14 Luglio 2026 - 11:39:55

di Marianna Galeota

Ai Laboratori Nazionali del Gran Sasso, al via la II edizione del “STEAM Summer Camp” dell’Infn: cinque giorni tra laboratori e seminari, e uno spettacolo sul cosmo in occasione dell’Aquila Capitale della Cultura 2026.

E’ iniziato ieri il campo estivo dedicato alla fisica e alla scienza promosso dall’Istituto Nazionale di Fisica Nucleare (INFN), con il patrocinio del Ministero dell’Istruzione e del Merito.

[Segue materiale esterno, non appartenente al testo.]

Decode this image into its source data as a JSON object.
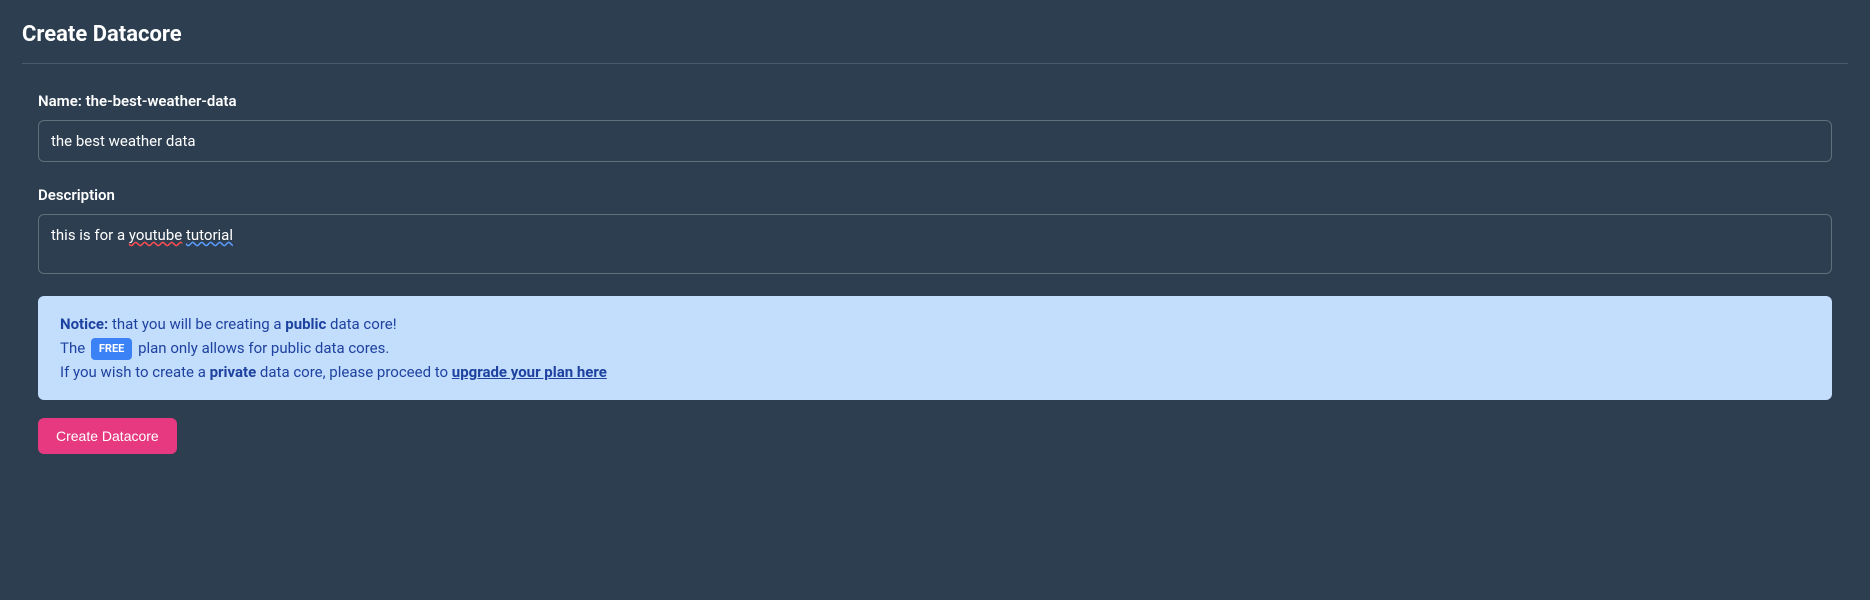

L’iniziativa è rivolta alle studentesse e agli studenti delle classi III, IV e V delle scuole secondarie di secondo grado italiane e degli istituti italiani all’estero, e i partecipanti dell’edizione 2026 sono stati selezionati sia tra coloro che hanno preso parte ai progetti dell’INFN dedicati alle scuole, sia attraverso un bando nazionale, sulla base dell’interesse dimostrato nei confronti della scienza.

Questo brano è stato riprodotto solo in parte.